03/05/2006

Politique 2.0 à un an de la présidentielle

Author: Romain Dehaudt, Head of Revenue & Operations

Deux mois après mon dernier point et un Netizen #1 consacré au blogging politique, à un an d’une présidentielle dans le cadre de laquelle on attend que le réseau soit un terrain de combat et de débat central, il est intéressant de noter deux ou trois choses.

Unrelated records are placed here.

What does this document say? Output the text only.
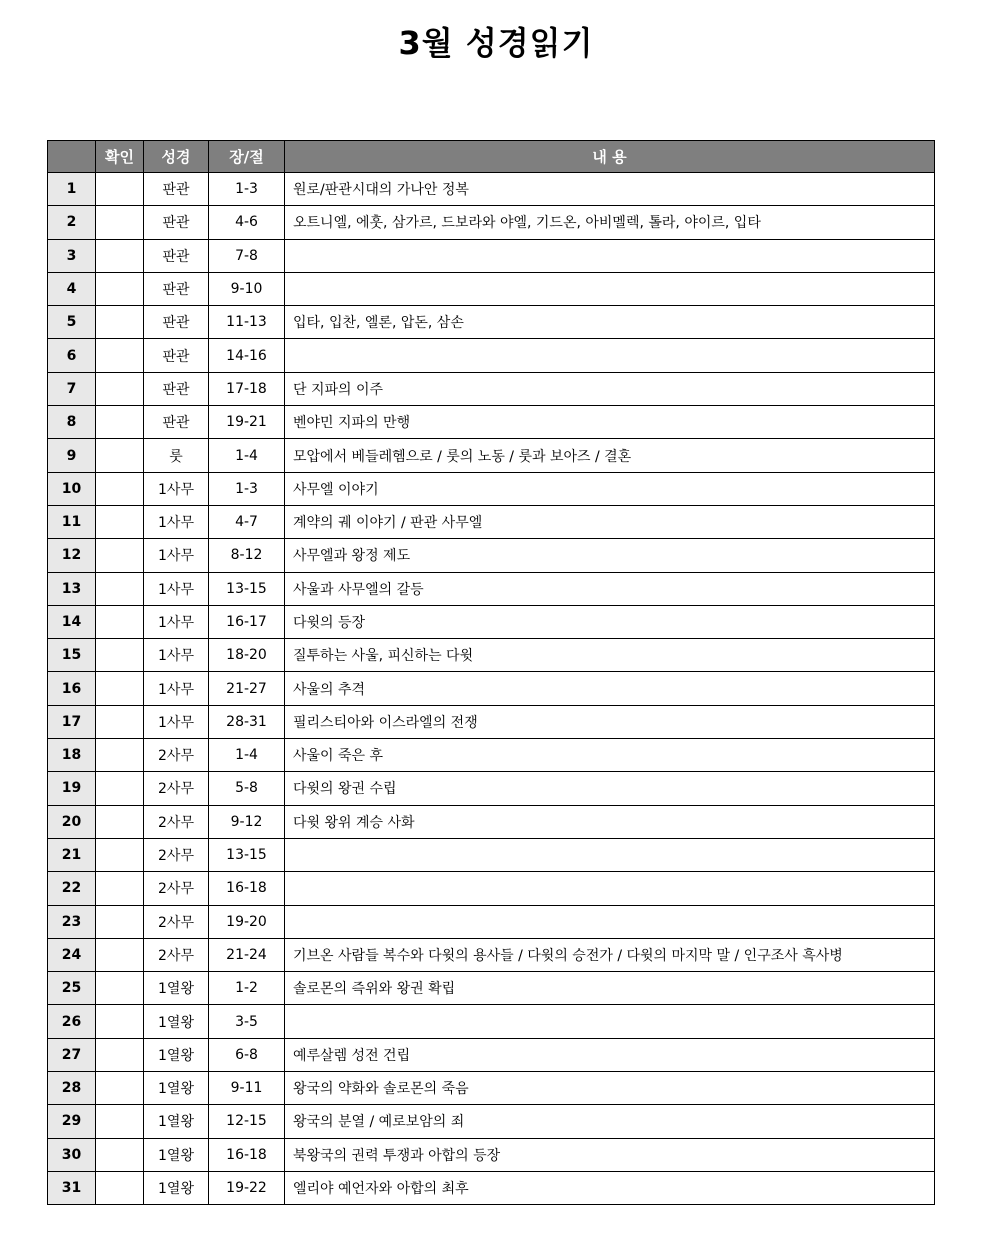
3월 성경읽기
	확인	성경	장/절	내 용
1		판관	1-3	원로/판관시대의 가나안 정복
2		판관	4-6	오트니엘, 에훗, 삼가르, 드보라와 야엘, 기드온, 아비멜렉, 톨라, 야이르, 입타
3		판관	7-8	
4		판관	9-10	
5		판관	11-13	입타, 입찬, 엘론, 압돈, 삼손
6		판관	14-16	
7		판관	17-18	단 지파의 이주
8		판관	19-21	벤야민 지파의 만행
9		룻	1-4	모압에서 베들레헴으로 / 룻의 노동 / 룻과 보아즈 / 결혼
10		1사무	1-3	사무엘 이야기
11		1사무	4-7	계약의 궤 이야기 / 판관 사무엘
12		1사무	8-12	사무엘과 왕정 제도
13		1사무	13-15	사울과 사무엘의 갈등
14		1사무	16-17	다윗의 등장
15		1사무	18-20	질투하는 사울, 피신하는 다윗
16		1사무	21-27	사울의 추격
17		1사무	28-31	필리스티아와 이스라엘의 전쟁
18		2사무	1-4	사울이 죽은 후
19		2사무	5-8	다윗의 왕권 수립
20		2사무	9-12	다윗 왕위 계승 사화
21		2사무	13-15	
22		2사무	16-18	
23		2사무	19-20	
24		2사무	21-24	기브온 사람들 복수와 다윗의 용사들 / 다윗의 승전가 / 다윗의 마지막 말 / 인구조사 흑사병
25		1열왕	1-2	솔로몬의 즉위와 왕권 확립
26		1열왕	3-5	
27		1열왕	6-8	예루살렘 성전 건립
28		1열왕	9-11	왕국의 약화와 솔로몬의 죽음
29		1열왕	12-15	왕국의 분열 / 예로보암의 죄
30		1열왕	16-18	북왕국의 권력 투쟁과 아합의 등장
31		1열왕	19-22	엘리야 예언자와 아합의 최후
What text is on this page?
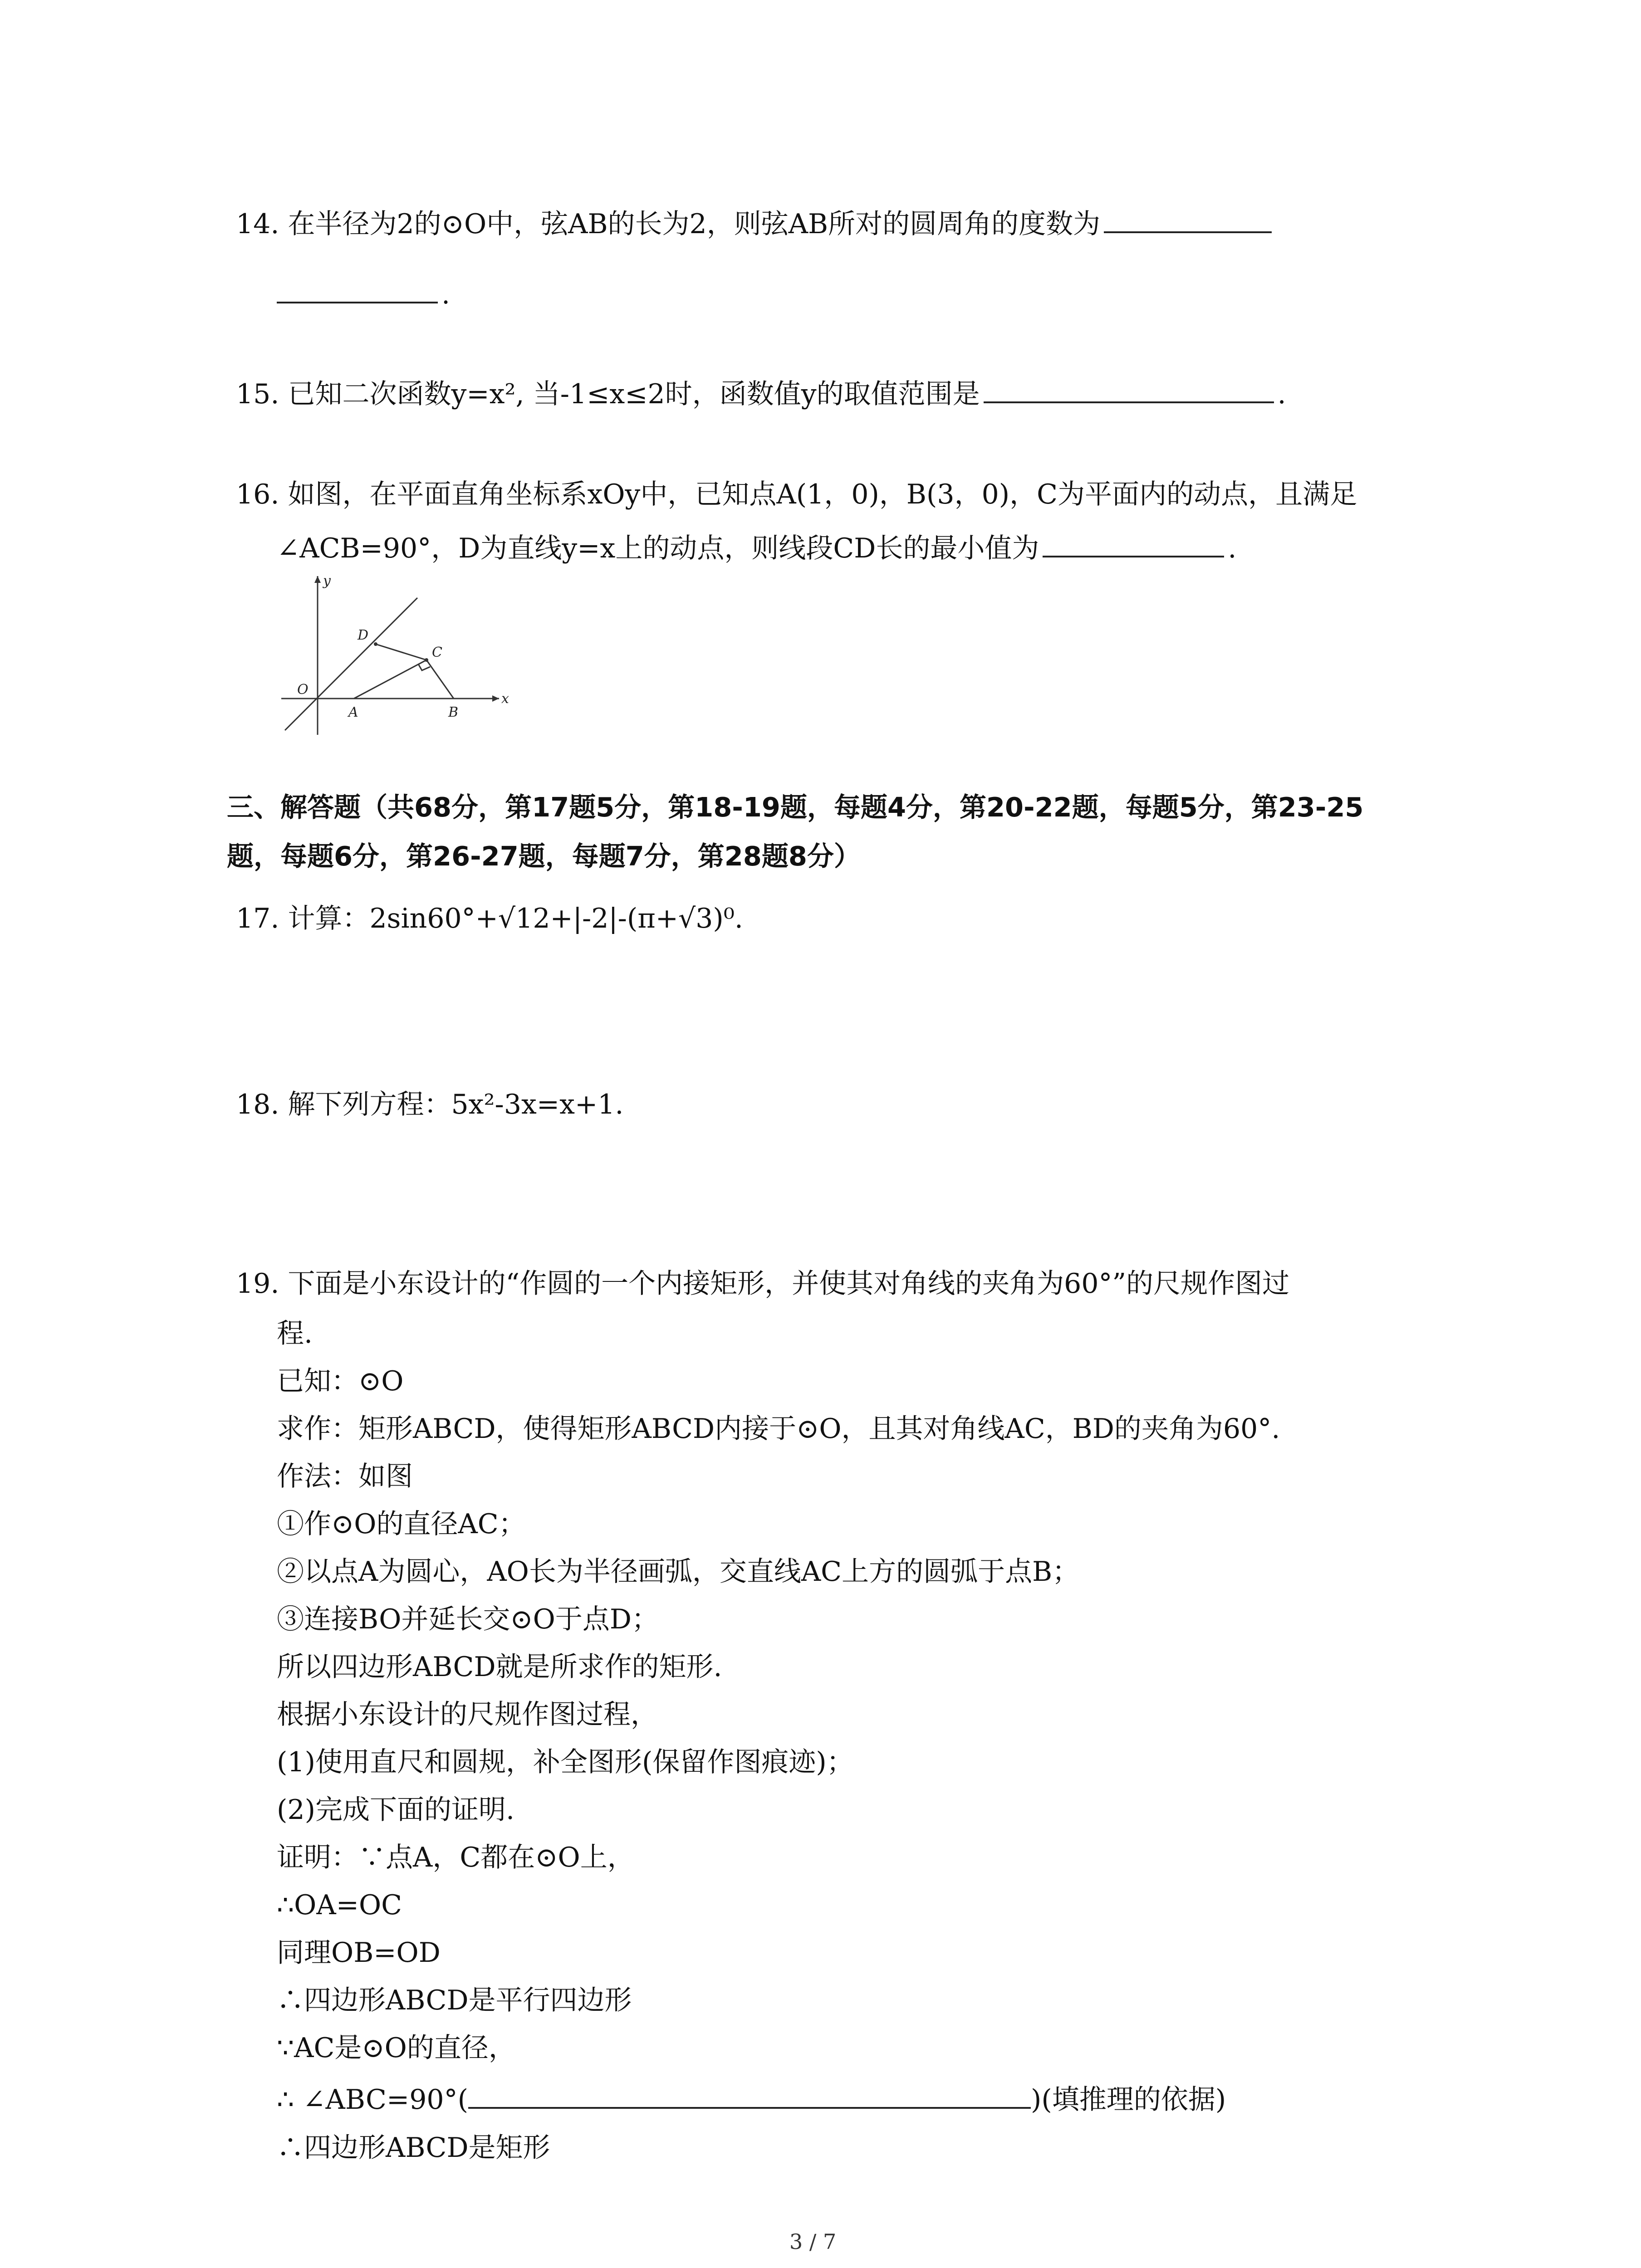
14. 在半径为2的⊙O中，弦AB的长为2，则弦AB所对的圆周角的度数为
.
15. 已知二次函数y=x², 当-1≤x≤2时，函数值y的取值范围是	.
16. 如图，在平面直角坐标系xOy中，已知点A(1，0)，B(3，0)，C为平面内的动点，且满足
∠ACB=90°，D为直线y=x上的动点，则线段CD长的最小值为	.
y
x
O
A	B
C
D
三、解答题（共68分，第17题5分，第18-19题，每题4分，第20-22题，每题5分，第23-25
题，每题6分，第26-27题，每题7分，第28题8分）
17. 计算：2sin60°+√12+|-2|-(π+√3)⁰.
18. 解下列方程：5x²-3x=x+1.
19. 下面是小东设计的“作圆的一个内接矩形，并使其对角线的夹角为60°”的尺规作图过
程.
已知：⊙O
求作：矩形ABCD，使得矩形ABCD内接于⊙O，且其对角线AC，BD的夹角为60°.
作法：如图
①作⊙O的直径AC；
②以点A为圆心，AO长为半径画弧，交直线AC上方的圆弧于点B；
③连接BO并延长交⊙O于点D；
所以四边形ABCD就是所求作的矩形.
根据小东设计的尺规作图过程，
(1)使用直尺和圆规，补全图形(保留作图痕迹)；
(2)完成下面的证明.
证明：∵点A，C都在⊙O上，
∴OA=OC
同理OB=OD
∴四边形ABCD是平行四边形
∵AC是⊙O的直径，
∴ ∠ABC=90°(	)(填推理的依据)
∴四边形ABCD是矩形
3 / 7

D’abord, dans la lignée des constats du RTGI de l’Université de Compiègne, ce ne sont pas les politiques qui mènent le bal en ligne, ni les journalistes, ce sont les “Analystes”.
Dans ce registre, j’observe avec intérêt Debat2007. Matthieu Courtecuisse y développe une réflexion sur l’interactivité au coeur de l’élection des plus pertinentes, mais le plus révélateur est ailleurs, dans la dichotomie de la barre à gauche entre ceux qui représentent “le débat en ligne” et “les politiques”. La composition des premiers, peuplée d’observateurs, journalistes, personnalités de la société civile et blogs collectifs est assez révélatrice.
Je ne m’étendrait pas sur l’abus de positionnement payant, phénomène déjà banalisé.
L’autre chose intéressante, c’est comment le réseau produit toute sorte d’indicateurs nouveaux, notamment ceux basés sur le “bruit médiatique”. Loïc Le Meur nous en a servi quelques exemples grâce à BlogPulse, le RTGI, nous propose carrément un Tendançologue. On peut aussi jouer avec Alexaholic. Au-delà de ces jouets, on devrait assister dès les programmes connus à une floraison de sites et d’outils de comparaison. Ça promet.
Pendant ce temps, j’ai un peu l’impression d’un essoufflement du blogging des politiques. Sont-ils dans l’attente d’un renouvellement du modèle et de son utilisation ? la vogue du podcast semble avoir fait long feu, il est vrai que cet instrument est mal utilisé.
Toujours est-il que je ne peux m’empêcher de faire le lien avec ce qui se passe sur le DesirsDavenir de Ségolène Royal.
Versac était circonspect au départ, moi aussi. Ce site à l’identité éthérée, avec ses questions sans point de vue de départ, était un peu de l’anti-blogging.
Trois mois plus tard, il y a quand même eu quelques 7000 contributions (vu la taille de certaines, on est loin du concept de commentaire). Maintenant, nous avons droit à une une synthèse, avec citation de contributeurs, puis à ce qu’en pense Ségolène Royal. Chacun peut déconstruire et critiquer puisque les sources sont disponibles. On sait déjà que tout cela accouchera d’un livre, le premier chapitre peut d’ailleurs être commenté, il y a déjà 1000 réactions ! Les droits d’auteurs seront-ils partagés ? les contenus sont sous Creative Commons, ça aussi c’est intéressant.
Constatons donc simplement que Ségolène Royal, en transposant en ligne un modèle basique de débat, a trouvé le moyen de tirer profit de l’appétence interactive de nos concitoyens à s’exprimer. Certains ne se privent pas de dire qu’ils font son boulot, mais après tout, l’expérience démontre l’existence sur Internet d’une nouvelle modalité de participation politique en France.
Cela n’est évidemment pas sans bousculer la manière habituelle dont un projet politique se constitue, à savoir par l’affirmation d’un projet appuyé sur des convictions. À ce titre, le blog restait classique, la nouveauté résidant sur le fait de permettre l’échange direct. Ici, on construit le projet par la participation, ce qui n’est évidemment pas sans créer de la responsabilité sur celui (celle en l’occurrence) qui s’en sert et poser la question de la fixation du projet personnel le moment venu. C’est une des deux questions que pose fort justement Michel Moine, avec celle qui consiste à s’interroger sur le rôle du parti dans cette affaire et sur la question de la représentativité que tout cela renvoi. Ça ressemble fort à un bouleversement.